Politicians from across the state took time out of their day to thank the mayor for his storied career on Thursday. Gov. Deval Patrick released a statement Thursday afternoon, saying it is hard to imagine Boston without Menino as mayor.

"No one loves this City and her people more, or is more excited about her future," says Gov. Patrick. "Mayor Menino has become a valued partner to me on policy and politics, and a trusted and beloved friend. I thank him for his extraordinary and tireless service to the people of Boston, and look forward to leaning on his wisdom for many more years to come."

In March, Menino, now 70, told FOX 25's VB that he loved being mayor, but hadn't decided if he would run for a sixth term.

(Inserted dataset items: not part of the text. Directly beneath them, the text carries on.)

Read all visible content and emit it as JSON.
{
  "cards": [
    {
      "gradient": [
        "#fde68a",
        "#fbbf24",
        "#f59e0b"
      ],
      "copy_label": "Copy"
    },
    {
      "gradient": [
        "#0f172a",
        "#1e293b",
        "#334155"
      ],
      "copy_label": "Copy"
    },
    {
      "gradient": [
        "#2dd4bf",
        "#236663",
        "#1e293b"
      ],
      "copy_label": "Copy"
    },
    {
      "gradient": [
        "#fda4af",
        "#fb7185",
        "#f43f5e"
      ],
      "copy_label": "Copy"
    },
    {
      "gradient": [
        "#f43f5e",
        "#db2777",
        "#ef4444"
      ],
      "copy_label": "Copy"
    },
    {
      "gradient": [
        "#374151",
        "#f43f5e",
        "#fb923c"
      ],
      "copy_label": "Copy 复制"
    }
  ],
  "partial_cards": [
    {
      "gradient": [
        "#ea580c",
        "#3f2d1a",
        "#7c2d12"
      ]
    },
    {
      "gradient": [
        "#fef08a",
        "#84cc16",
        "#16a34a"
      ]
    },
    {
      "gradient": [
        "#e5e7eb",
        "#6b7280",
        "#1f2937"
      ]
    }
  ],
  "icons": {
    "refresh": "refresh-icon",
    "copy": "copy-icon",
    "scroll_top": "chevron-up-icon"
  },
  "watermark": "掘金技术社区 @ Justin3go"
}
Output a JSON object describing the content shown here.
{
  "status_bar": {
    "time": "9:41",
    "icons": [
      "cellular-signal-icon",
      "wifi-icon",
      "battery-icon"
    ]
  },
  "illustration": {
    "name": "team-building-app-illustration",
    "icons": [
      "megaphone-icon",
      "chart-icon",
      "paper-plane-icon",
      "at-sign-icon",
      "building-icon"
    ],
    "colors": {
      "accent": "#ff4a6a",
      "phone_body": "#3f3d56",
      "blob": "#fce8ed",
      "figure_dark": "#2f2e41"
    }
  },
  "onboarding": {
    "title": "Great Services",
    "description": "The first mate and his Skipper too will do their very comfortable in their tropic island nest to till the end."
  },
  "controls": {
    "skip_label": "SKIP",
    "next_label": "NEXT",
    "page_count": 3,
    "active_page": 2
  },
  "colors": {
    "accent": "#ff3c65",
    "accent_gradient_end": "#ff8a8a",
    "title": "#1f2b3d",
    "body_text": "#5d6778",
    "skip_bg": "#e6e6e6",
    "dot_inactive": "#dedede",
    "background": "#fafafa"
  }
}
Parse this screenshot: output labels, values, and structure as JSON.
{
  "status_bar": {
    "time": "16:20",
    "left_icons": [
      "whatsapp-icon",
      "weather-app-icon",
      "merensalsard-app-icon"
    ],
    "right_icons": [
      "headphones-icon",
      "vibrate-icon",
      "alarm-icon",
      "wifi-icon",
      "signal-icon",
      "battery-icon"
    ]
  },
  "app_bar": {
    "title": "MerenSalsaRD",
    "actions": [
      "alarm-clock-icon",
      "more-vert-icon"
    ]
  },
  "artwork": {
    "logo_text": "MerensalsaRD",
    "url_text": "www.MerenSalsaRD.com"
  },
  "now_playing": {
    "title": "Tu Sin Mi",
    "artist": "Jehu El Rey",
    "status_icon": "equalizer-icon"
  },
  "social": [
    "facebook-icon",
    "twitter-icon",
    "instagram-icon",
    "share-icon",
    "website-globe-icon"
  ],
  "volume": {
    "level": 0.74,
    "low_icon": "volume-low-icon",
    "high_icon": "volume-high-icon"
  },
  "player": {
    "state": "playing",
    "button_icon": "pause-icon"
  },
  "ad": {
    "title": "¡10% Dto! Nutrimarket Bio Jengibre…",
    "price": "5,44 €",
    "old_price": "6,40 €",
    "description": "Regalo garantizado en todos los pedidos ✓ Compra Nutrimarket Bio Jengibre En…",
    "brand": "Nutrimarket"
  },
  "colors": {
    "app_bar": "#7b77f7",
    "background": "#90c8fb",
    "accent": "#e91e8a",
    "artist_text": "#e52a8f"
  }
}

Boston City Councilor John Connolly believes he is up for the challenge and officially announced his running for the city's top job in February. Connolly released a statement Thursday morning saying it was not the day to discuss the city's future, but rather a day to thank "a great man for being a great mayor."

"Today we celebrate and thank Mayor Menino for his service and unquestionable love for our City," says Connolly. "There is no doubt in my mind that we live in a better Boston because of Mayor Menino's many years of thoughtful and caring leadership."

Another city councilor says he is giving "great consideration" to running. City Councilor Charles Yancy thanked Mayor Menino for his service during the FOX 25 Morning News on Thursday and also said he was discussing a potential run for mayor with family, friends, and his campaign team.

Late last year, Menino was hospitalized for eight weeks with a respiratory infection and a blood clot, complicated by a compression fracture in his spine and a diabetes diagnosis. Aides said he continued running the city as he recovered. He had made fewer public appearances as he rehabilitated, but looked like he was in his element while giving the State of the City Address in January.